Sachiko M / Xavier Charles + Axel Dörner + John Butcher

 date du concert

07/06/2005

 salle

Instants Chavirés,
Montreuil

 tags

Axel Dörner / Instants Chavirés / John Butcher / Sachiko M. / Xavier Charles

 liens

Axel Dörner
Instants Chavirés
John Butcher

Une affiche a priori surprenante avec un trio d’improvisateurs aux cuivres d’une part, et Sachiko M d’autre part avec son habituel sampler sans sample. En y regardant de plus près, cette affiche trouve une certaine logique avec deux sets d’improvisateurs, acoustique pour les uns, électronique pour l’autre, tout se petit monde devant se retrouver ensemble dans une troisième partie.

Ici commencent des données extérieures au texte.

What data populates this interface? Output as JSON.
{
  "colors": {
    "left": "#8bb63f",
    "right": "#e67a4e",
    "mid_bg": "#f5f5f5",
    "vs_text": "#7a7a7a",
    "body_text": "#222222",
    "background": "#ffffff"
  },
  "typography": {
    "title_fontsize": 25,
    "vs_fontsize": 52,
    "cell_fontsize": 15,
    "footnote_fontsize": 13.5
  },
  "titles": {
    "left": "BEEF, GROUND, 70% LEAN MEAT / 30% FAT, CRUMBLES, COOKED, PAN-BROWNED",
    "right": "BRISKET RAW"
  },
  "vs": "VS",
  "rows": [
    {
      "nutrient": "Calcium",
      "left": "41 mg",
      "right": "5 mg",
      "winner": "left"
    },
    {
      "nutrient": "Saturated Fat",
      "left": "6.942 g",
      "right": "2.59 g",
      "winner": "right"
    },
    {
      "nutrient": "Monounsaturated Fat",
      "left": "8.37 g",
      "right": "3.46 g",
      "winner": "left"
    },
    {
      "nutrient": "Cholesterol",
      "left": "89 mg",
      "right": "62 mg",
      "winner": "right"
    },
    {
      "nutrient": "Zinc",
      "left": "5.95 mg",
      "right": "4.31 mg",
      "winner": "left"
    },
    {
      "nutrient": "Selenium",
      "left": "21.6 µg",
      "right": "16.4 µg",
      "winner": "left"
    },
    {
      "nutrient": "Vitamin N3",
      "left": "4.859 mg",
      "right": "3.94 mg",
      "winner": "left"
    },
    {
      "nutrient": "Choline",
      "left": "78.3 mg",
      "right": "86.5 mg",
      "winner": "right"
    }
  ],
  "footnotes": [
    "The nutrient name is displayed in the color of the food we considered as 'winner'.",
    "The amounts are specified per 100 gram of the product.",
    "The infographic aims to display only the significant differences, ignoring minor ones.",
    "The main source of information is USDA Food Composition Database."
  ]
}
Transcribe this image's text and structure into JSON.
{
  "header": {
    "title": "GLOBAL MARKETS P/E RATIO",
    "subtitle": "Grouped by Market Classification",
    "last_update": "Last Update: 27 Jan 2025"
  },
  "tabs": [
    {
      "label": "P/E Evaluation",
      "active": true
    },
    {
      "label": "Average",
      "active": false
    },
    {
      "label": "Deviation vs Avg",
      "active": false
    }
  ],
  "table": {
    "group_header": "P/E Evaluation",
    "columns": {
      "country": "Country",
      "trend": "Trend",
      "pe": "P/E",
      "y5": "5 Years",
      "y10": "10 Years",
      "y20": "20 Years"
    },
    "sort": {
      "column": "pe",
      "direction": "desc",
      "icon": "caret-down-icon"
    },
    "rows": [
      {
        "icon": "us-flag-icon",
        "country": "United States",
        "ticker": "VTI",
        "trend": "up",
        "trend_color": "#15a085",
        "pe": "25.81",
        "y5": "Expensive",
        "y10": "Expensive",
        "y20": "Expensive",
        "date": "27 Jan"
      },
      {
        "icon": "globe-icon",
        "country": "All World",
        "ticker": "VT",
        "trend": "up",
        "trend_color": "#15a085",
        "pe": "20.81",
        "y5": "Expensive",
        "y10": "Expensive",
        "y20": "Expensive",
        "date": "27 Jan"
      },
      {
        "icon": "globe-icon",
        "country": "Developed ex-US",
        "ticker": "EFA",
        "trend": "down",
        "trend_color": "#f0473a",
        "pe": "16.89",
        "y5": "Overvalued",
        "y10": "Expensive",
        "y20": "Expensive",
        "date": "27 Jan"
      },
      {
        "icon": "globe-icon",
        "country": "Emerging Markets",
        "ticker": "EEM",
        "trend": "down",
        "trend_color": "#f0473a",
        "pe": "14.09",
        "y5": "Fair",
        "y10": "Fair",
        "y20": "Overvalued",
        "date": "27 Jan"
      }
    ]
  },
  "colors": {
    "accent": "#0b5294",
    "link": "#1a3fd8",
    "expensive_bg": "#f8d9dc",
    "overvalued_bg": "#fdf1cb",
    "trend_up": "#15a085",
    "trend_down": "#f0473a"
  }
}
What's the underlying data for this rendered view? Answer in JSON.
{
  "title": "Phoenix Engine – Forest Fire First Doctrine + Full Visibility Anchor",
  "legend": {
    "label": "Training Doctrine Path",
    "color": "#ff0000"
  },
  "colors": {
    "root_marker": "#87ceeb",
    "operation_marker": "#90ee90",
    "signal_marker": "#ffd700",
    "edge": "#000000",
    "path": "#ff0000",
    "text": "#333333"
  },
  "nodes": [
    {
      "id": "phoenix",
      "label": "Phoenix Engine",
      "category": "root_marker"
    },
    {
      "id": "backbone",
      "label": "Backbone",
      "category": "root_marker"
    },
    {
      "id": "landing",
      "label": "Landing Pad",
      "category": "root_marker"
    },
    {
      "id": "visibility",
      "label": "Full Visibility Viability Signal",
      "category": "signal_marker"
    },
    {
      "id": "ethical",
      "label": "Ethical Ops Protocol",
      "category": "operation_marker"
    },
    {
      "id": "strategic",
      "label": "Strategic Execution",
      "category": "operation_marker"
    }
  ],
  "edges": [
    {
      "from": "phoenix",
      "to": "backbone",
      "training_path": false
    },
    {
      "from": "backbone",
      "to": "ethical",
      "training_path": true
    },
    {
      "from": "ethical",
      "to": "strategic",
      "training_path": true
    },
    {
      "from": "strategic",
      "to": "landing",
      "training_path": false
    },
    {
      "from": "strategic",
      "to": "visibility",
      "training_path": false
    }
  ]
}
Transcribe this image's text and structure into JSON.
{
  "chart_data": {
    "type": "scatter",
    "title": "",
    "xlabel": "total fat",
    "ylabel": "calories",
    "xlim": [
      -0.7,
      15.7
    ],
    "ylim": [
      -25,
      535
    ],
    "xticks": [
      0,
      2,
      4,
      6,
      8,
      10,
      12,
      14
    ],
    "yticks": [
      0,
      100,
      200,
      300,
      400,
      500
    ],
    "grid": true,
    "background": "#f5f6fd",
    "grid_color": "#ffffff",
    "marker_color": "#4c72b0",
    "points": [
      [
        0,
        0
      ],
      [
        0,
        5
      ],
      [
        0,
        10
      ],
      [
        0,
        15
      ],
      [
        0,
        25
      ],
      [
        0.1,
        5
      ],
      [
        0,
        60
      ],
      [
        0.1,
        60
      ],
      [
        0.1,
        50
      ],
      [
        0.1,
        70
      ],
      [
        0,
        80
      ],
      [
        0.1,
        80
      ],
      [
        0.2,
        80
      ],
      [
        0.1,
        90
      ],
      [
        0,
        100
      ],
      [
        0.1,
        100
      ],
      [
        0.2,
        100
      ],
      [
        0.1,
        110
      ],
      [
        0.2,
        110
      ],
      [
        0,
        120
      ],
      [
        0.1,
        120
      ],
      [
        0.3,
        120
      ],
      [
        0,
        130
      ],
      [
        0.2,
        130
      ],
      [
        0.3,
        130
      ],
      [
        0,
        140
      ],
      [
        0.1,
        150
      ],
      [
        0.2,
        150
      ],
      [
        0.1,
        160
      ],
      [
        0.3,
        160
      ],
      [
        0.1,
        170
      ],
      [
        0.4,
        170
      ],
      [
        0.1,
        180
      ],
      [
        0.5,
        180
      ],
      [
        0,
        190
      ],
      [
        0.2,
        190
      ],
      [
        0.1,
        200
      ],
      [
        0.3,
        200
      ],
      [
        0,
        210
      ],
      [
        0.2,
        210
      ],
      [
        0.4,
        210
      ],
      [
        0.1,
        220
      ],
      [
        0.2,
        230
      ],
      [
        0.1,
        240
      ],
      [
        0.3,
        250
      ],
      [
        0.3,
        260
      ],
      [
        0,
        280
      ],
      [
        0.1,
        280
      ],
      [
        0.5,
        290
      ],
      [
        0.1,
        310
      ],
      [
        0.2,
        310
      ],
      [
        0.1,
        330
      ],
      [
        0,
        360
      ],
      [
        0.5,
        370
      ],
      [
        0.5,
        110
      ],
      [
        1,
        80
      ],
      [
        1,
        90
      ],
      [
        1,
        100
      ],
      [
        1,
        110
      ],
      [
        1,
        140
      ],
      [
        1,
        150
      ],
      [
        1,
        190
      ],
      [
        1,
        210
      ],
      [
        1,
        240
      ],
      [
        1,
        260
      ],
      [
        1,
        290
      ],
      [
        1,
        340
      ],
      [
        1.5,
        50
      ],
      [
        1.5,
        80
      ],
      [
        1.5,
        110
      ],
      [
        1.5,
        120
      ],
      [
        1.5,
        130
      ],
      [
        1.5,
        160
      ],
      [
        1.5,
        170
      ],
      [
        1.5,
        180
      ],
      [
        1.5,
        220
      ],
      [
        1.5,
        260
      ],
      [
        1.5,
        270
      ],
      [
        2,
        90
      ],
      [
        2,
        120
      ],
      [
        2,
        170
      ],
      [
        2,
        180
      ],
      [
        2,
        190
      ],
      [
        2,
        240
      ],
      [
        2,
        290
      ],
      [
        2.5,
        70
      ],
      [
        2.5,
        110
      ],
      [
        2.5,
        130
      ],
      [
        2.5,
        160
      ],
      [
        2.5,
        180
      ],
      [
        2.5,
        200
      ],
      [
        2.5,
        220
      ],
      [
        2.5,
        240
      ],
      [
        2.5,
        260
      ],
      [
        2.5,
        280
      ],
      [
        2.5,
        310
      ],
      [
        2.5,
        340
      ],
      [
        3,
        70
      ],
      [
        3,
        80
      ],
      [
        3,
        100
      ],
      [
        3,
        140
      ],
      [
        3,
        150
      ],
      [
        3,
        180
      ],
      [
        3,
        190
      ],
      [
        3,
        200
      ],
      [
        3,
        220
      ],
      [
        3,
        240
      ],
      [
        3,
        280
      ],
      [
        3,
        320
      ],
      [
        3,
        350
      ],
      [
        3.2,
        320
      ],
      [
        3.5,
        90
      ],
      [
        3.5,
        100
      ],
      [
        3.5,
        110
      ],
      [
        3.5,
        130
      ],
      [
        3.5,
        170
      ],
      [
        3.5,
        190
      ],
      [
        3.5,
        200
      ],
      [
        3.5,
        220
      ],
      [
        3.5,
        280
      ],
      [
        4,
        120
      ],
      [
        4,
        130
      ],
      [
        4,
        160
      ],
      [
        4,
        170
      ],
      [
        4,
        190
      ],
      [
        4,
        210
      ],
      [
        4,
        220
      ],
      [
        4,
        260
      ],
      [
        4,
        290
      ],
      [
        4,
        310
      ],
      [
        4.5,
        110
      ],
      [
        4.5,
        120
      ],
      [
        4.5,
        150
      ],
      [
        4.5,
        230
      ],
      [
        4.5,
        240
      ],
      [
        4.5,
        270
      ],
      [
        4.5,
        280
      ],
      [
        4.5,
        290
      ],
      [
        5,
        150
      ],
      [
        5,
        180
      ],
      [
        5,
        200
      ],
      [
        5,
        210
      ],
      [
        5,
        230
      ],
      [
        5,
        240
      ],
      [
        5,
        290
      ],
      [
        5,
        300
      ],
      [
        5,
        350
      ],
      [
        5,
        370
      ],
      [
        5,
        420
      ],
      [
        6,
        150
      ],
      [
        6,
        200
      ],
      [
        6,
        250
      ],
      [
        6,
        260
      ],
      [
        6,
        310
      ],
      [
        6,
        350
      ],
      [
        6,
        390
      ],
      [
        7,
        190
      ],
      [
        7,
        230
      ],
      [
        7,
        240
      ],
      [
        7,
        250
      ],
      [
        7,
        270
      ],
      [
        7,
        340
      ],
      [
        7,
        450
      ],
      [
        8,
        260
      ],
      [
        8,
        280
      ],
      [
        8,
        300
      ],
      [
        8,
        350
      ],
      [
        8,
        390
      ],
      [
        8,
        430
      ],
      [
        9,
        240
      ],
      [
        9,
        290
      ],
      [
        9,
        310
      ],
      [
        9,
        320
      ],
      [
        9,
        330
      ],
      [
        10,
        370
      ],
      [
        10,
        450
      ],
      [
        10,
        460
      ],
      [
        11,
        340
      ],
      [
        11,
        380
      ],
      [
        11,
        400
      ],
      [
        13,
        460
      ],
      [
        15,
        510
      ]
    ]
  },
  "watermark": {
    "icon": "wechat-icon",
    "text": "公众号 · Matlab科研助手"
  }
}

Esthétique radicale du son comme abstraction pure. Il n’y a pas d’autres formulations possibles pour tenter de mettre en mots le travail de Sachiko Matsaru. Improvisatrice, créatrice d’accidents sonores, elle collabore notamment avec Otomo Yoshihide, à travers Ground Zero, Filament ou ISO, Toshimaru Nakamura, Andrea Neumann, Keith Rowe ou encore Werner Dafeldecker.
Immobile et impassible, la musicienne japonaise s’efface complètement derrière la capacité des technologies à produire un son, sans l’humain. Elle extirpe des machines, dans un dispositif de « sampler sans sample », des sifflements d’une rare poésie, qui construisent autour de nos corps une spatialisation libre et un dispositif d’écoute au sein duquel les oreilles se promènent, domptant le larsen au gré des oscillations de crâne, ou pas.
Sachiko M est en quête d’épure sonore maximale, et inonde les Instants d’un son atonal insistant qu’elle sculpte par modulations infimes, paliers imperceptibles, jouant sur le presque rien et l’infiniment étroit. Le long sifflement persiste peut-être une demi-heure, ou une heure, mais qu’importe puisque nous sommes déjà hors du temps fragmenté, tant la grâce de la matière sonore s’épanouit jusqu’à devenir comme un silence paisible. Les bruits de la salle - couinements de chaises, cigarettes qui se consument, soupirs impatients - existent dans cette configuration autant que le son de Sachiko : il ne s’agit plus d’un concert mais d’un recueillement quasi extatique autour d’un son à l’origine indéterminable, insécable, insituable dans son commencement ou son achèvement. Sans mouvement, sans cadence, sans tension.
On pourrait être dans l’ultra minimalisme, dans la noise, l’anti-musique et l’anti-art. Mais la sonorité est tellement déconnectée de l’extérieur, aussi dans son autosuffisance, qu’il ne peut être question d’une déconstruction. Simplement d’isolement extrême.

Le temps de reprendre nos esprits, de trouver une petite place dans une salle plutôt bien remplie, et voici les trois hommes qui prennent place. De gauche à droite Xavier Charles à la clarinette, Axel Dörner à la trompette, et John Butcher au saxophone. Chacun y va de son souffle léger pour démarrer en douceur, et puis très vite les instruments ne produisent plus du tout les sons qu’ils sont sensé créer. Bouillonnements grave, sifflements stridents, chuintements, souffles forment en ensemble cohérent, un dialogue presque animal. La variété des sonorités produites est étonnante. On a parfois l’impression qu’un son est joué à l’envers, on entend des claquements dignes de percussions, et chacun module son jeu à sa manière, soufflant ailleurs que dans l’embouchure de son instrument pour Xavier Charles, ou utilisant toute une batterie de sourdines pour Axel Dörner.
On passe d’une plage ambient à une course de Formule 1, sans oublier le passage bucolique avec bruitages d’animaux. Les musiciens ont l’air habitués à jouer ensemble, leur dialogue semble couler de source, ils ne donnent même pas l’air de se consulter dans les passages les plus inattendus, comme lorsqu’ils s’arrêtent net tous ensemble. A se demander si l’on est encore ici dans l’improvisation...
Un concert d’environ 40 minutes, mais les 10 dernières nous parurent être de trop, comme ajoutées à une pièce par ailleurs parfaitement construite, mais peut-être est-ce nous qui finissions pas nous lasser en fin de parcours, malgré un concert par ailleurs éblouissant.

On ne restera d’ailleurs pas pour la troisième partie réunissant tous les artistes, mais le mélange électronique et acoustique aurait certainement pu donner quelque chose d’intéressant, avec Sachiko M qui aurait peut être produit alors une musique plus contrastée afin de répondre au jeu des trois musiciens.